(03-29-2019 09:31 PM)usmbacker Wrote: Never let a fake hate crime go to waste
The evidence was all over the TV news: Confessions by his two accomplices. Surveillance video. A canceled check. Then, as if by the very bleach he said was used to attack him, suddenly all charges against Jussie Smollett for faking a hate crime vanished in an unannounced Chicago court hearing Tuesday.
Mr. Smollett’s insistence on his innocent victimhood, however unctuous, must now be counted a legal masterstroke. Johnnie Cochran would be impressed. It left Chicago prosecutors only the option of near-unconditional surrender if they wanted to make the case go away before Tuesday’s runoff mayoral election—which they clearly did.
Whatever your exact theory of how the case was corrupted, Chicago’s famous Democratic political machine arguably did what was in its own interest. Kim Foxx, the Cook County state prosecutor, who “recused” herself but didn’t, obviously had much to lose if the case went to trial, given her early meddling on behalf of the Smollett family. Well-served also were the two candidates in Tuesday’s all-Democratic runoff for mayor, whom it behooved to have a no-win political controversy end on the watch of unpopular outgoing Mayor Rahm Emanuel.

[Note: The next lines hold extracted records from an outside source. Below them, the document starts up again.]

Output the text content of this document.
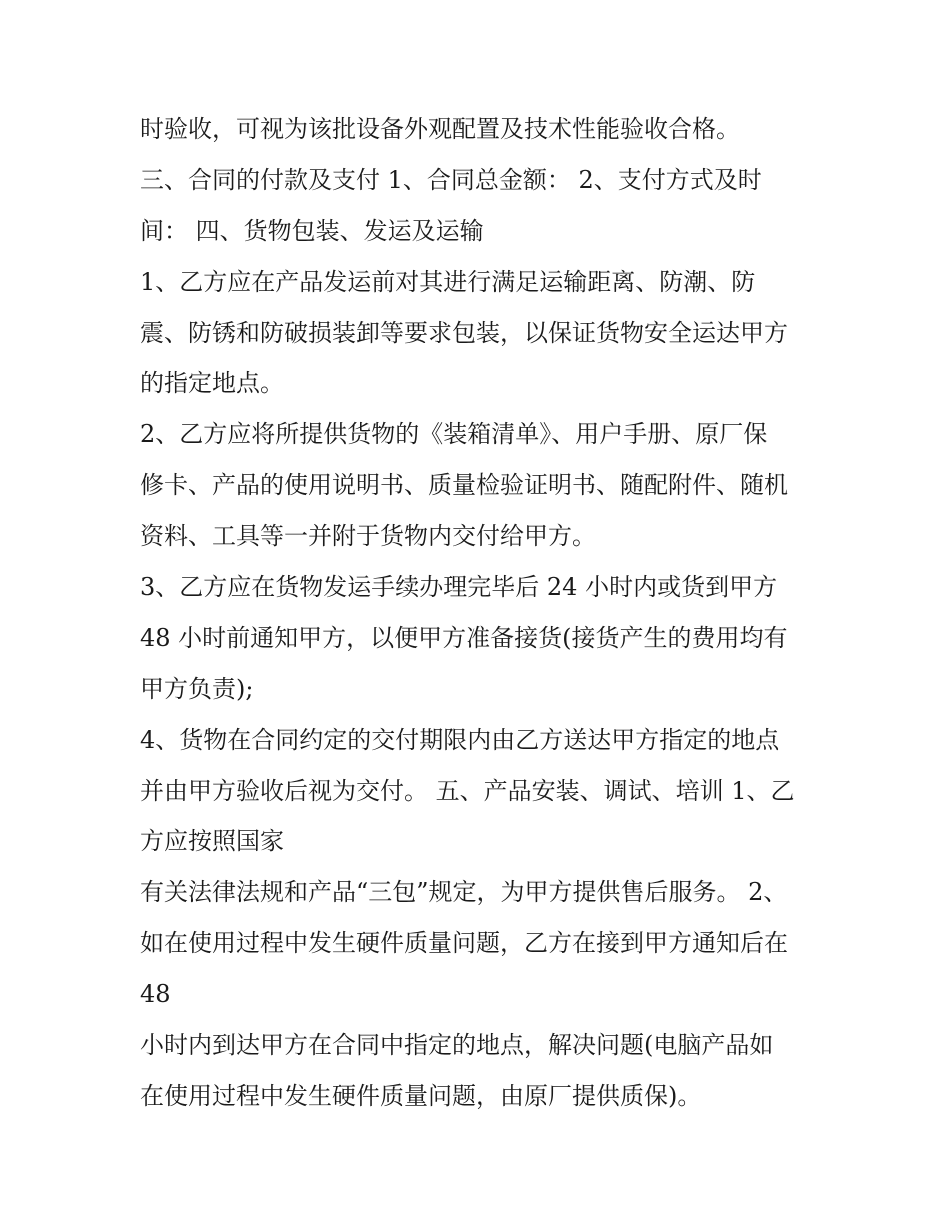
时验收，可视为该批设备外观配置及技术性能验收合格。
三、合同的付款及支付 1、合同总金额： 2、支付方式及时
间： 四、货物包装、发运及运输
1、乙方应在产品发运前对其进行满足运输距离、防潮、防
震、防锈和防破损装卸等要求包装，以保证货物安全运达甲方
的指定地点。
2、乙方应将所提供货物的《装箱清单》、用户手册、原厂保
修卡、产品的使用说明书、质量检验证明书、随配附件、随机
资料、工具等一并附于货物内交付给甲方。
3、乙方应在货物发运手续办理完毕后 24 小时内或货到甲方
48 小时前通知甲方，以便甲方准备接货(接货产生的费用均有
甲方负责);
4、货物在合同约定的交付期限内由乙方送达甲方指定的地点
并由甲方验收后视为交付。 五、产品安装、调试、培训 1、乙
方应按照国家
有关法律法规和产品“三包”规定，为甲方提供售后服务。 2、
如在使用过程中发生硬件质量问题，乙方在接到甲方通知后在
48
小时内到达甲方在合同中指定的地点，解决问题(电脑产品如
在使用过程中发生硬件质量问题，由原厂提供质保)。
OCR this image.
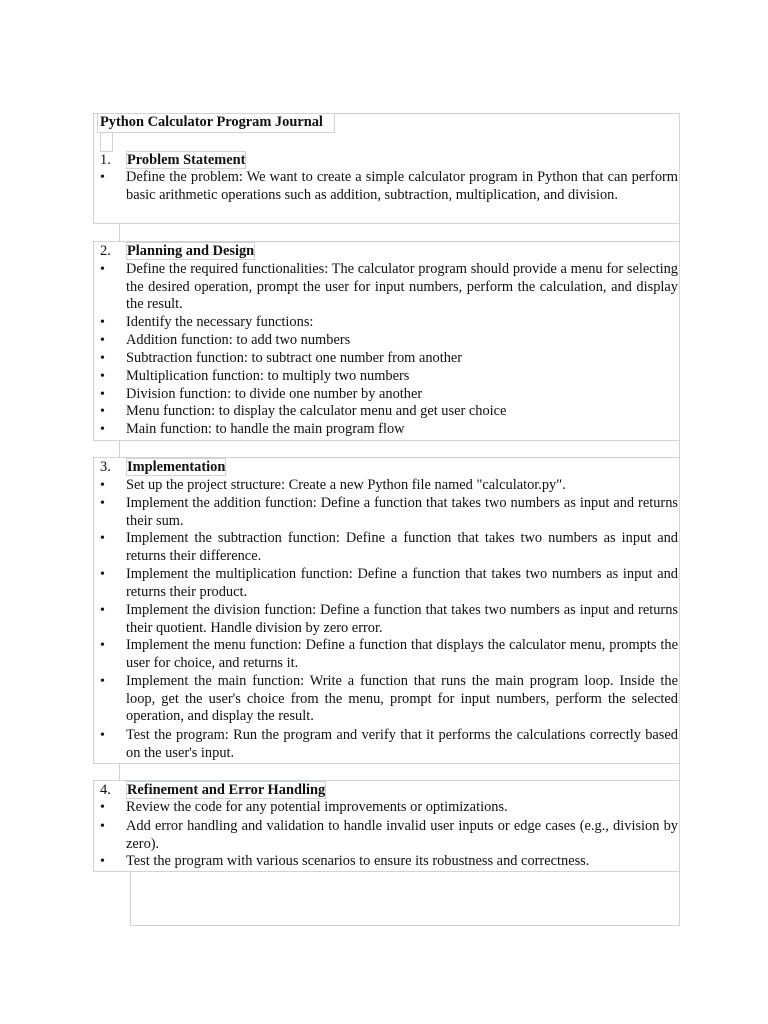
Python Calculator Program Journal
1.	Problem Statement
•	Define the problem: We want to create a simple calculator program in Python that can perform basic arithmetic operations such as addition, subtraction, multiplication, and division.
2.	Planning and Design
•	Define the required functionalities: The calculator program should provide a menu for selecting the desired operation, prompt the user for input numbers, perform the calculation, and display the result.
•	Identify the necessary functions:
•	Addition function: to add two numbers
•	Subtraction function: to subtract one number from another
•	Multiplication function: to multiply two numbers
•	Division function: to divide one number by another
•	Menu function: to display the calculator menu and get user choice
•	Main function: to handle the main program flow
3.	Implementation
•	Set up the project structure: Create a new Python file named "calculator.py".
•	Implement the addition function: Define a function that takes two numbers as input and returns their sum.
•	Implement the subtraction function: Define a function that takes two numbers as input and returns their difference.
•	Implement the multiplication function: Define a function that takes two numbers as input and returns their product.
•	Implement the division function: Define a function that takes two numbers as input and returns their quotient. Handle division by zero error.
•	Implement the menu function: Define a function that displays the calculator menu, prompts the user for choice, and returns it.
•	Implement the main function: Write a function that runs the main program loop. Inside the loop, get the user's choice from the menu, prompt for input numbers, perform the selected operation, and display the result.
•	Test the program: Run the program and verify that it performs the calculations correctly based on the user's input.
4.	Refinement and Error Handling
•	Review the code for any potential improvements or optimizations.
•	Add error handling and validation to handle invalid user inputs or edge cases (e.g., division by zero).
•	Test the program with various scenarios to ensure its robustness and correctness.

And then there’s Jussie himself, scion of an apparently well-connected family. He can go back to resuscitating his career and proclaiming his victimhood. On Thursday, his lawyers doubled down, calling him the victim of a “smear campaign” by city officials, including Mr. Emanuel. If he was attacked by the two Nigerian brothers who the police say were his confederates, one lawyer theorized, then they must be have been wearing “whiteface.”
“From top to bottom, this is not on the level,” Mayor Emanuel told reporters, pointing to the 16 charges a grand jury had returned against Mr. Smollett for falsely claiming he was set upon by a pair of racist, homophobic Trump supporters.
In the past 48 hours, even basic questions related to the prosecutor’s conduct have gotten contradictory and confused answers. Here’s the story as we now have it: Early in the case, Ms. Foxx fielded an outreach from Tina Tchen, former chief of staff to First Lady Michelle Obama, on behalf of the Smollett family. The family had “concerns about the investigation” as it was being pursued by Chicago P.D.
Of course they did. Mr. Smollett’s story had huge plausibility issues from the start and everybody knew it.
The family wanted Ms. Foxx to pressure the Chicago police chief to drop his investigation and hand matters over to the Federal Bureau of Investigation. She dutifully button-holed the chief and now claims she did so on the presumption that Mr. Smollett was the victim. It never occurred to her that he might turn out to be the suspect. Uh huh.
When it became clear he would be charged, she recused herself, but under the rules of her office that meant the case should have been handed over to a court-appointed special prosecutor. Instead it was handed over to her nearest deputy. Her staff now explains that her recusal was “colloquial” rather in the “legal sense.”
When the O.J. verdict came down 24 years ago, many spoke of “jury nullification.” Chicago has offered up an example of prosecutor nullification. Though some are trying to muddy the issue, let’s understand that the choice before Ms. Foxx’s office was not whether to send a first-time offender to prison. It was whether his slap on the wrist should at least come with an acknowledgment of the wrong he did.
Americans are plenty cynical about elite self-dealing, though now some will surely prefer to believe Jussie’s lies than believe he is a liar. Others will argue, cogently, that faking a hate crime is itself a hate crime. Then again a preference for lying about such matters is becoming epidemic.
Mayor Emanuel on the radio Thursday, for some reason trying to discourage the feds from investigating the Chicago miscarriage, threw in a familiar slur about President Trump’s remarks after the Charlottesville riot. Never mind that Mr. Trump’s plain words have now found their way even into Wikipedia’s account. When he spoke of “fine people” on both sides of the argument about Confederate statues, he explicitly said, “I’m not talking about the neo-Nazis and the white nationalists, because they should be condemned totally.”
In an environment where even the media doesn’t always seem to care about truth, why shouldn’t Jussie Smollett, his family and his apparently broad support network hope his lie can prevail too? The first clue may come at Saturday’s NAACP Image Awards, where he’s up for his role in the Fox show, “Empire.”